Dr Lakhani concludes, “The biggest oversight is underestimating the impact of hormonal shifts in the first year postpartum. Many intimate symptoms are endocrine driven rather than purely structural. Our responsibility is not to restore a ‘pre-baby body’, but to support safe, ethical, function-led recovery with empathy, clinical integrity and a truly holistic understanding of postpartum physiology.”
For aesthetic practitioners, that means understanding physiology, respecting recovery timelines, recognising red flags and working collaboratively. Postpartum change is neither something to dismiss nor something to automatically treat. It is, as both experts suggest, something to assess carefully, contextualise thoughtfully and manage with clinical integrity.
FAQ’s
What causes vaginal dryness after childbirth?
Vaginal dryness after childbirth is primarily caused by a drop in oestrogen levels following delivery. This hormonal change reduces lubrication and can make vaginal and vulval tissues more sensitive, leading to discomfort or irritation.
Does breastfeeding affect vaginal dryness?
Yes, breastfeeding can prolong vaginal dryness. Hormonal changes associated with lactation suppress oestrogen production, which can extend symptoms such as dryness, burning or discomfort until breastfeeding reduces or stops.
Are postpartum vaginal and pelvic symptoms normal?
Many postpartum symptoms are a normal part of recovery. These can include soreness, swelling, dryness, altered sensation, mild urinary leakage and a feeling of pelvic heaviness. They typically improve gradually over time.
How long do postpartum pelvic symptoms last?
Postpartum recovery varies between individuals, but symptoms often improve over the first six to 12 months. In some cases, recovery may take up to a year or longer depending on factors such as healing, hormonal changes and pelvic floor function.
Are postpartum symptoms caused by hormones or physical trauma?
Postpartum symptoms can be caused by both hormonal changes and physical factors. While tissue healing plays a role, reduced oestrogen levels are often a key driver of symptoms such as dryness and discomfort, regardless of how the baby was delivered.
Does a caesarean section prevent pelvic floor problems?
No, a caesarean section does not prevent postpartum pelvic floor issues. Pregnancy itself places significant strain on the pelvic floor, and symptoms such as weakness, incontinence or dryness can occur regardless of delivery method.

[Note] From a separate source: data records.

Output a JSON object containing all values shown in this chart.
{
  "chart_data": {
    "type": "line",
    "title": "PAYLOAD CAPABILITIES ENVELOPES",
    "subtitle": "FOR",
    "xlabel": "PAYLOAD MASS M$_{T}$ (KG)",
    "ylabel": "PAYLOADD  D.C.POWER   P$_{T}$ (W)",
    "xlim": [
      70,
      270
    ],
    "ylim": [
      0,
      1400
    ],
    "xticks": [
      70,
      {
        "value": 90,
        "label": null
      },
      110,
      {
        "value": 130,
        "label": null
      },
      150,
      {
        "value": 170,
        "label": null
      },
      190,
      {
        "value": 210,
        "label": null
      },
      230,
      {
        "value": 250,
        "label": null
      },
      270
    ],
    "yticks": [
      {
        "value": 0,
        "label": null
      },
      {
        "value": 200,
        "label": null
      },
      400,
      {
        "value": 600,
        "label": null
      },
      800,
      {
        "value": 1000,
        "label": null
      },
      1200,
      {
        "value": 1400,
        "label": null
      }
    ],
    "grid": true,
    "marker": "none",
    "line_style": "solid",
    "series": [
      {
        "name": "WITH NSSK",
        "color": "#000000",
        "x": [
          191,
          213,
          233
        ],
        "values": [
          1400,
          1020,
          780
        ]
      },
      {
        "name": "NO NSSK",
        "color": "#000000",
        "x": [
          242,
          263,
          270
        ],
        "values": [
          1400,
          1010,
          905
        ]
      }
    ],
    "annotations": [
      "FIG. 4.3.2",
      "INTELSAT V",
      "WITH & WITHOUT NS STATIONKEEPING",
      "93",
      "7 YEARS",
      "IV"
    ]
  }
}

When should postpartum symptoms be checked by a professional?
Postpartum symptoms should be assessed if they persist beyond three to six months, worsen over time, or significantly impact quality of life. Early evaluation is also important if symptoms are severe or causing concern.
What are red flag symptoms after childbirth?
Symptoms that require prompt medical assessment include persistent or worsening pain, unexplained bleeding, signs of infection, poor wound healing, significant prolapse symptoms, and ongoing urinary or bowel dysfunction.
What is the role of aesthetic practitioners in postpartum care?
Aesthetic practitioners can provide education, reassurance and guidance, while helping to identify when referral to a medical or pelvic health specialist is needed. Their role is supportive and should focus on safe, ethical and function-led recovery.
When can postpartum treatments be considered?
The early postpartum period is primarily for healing. More invasive or energy-based treatments should not be considered within the first six to 12 weeks, and any intervention should be guided by clinical assessment and individual recovery.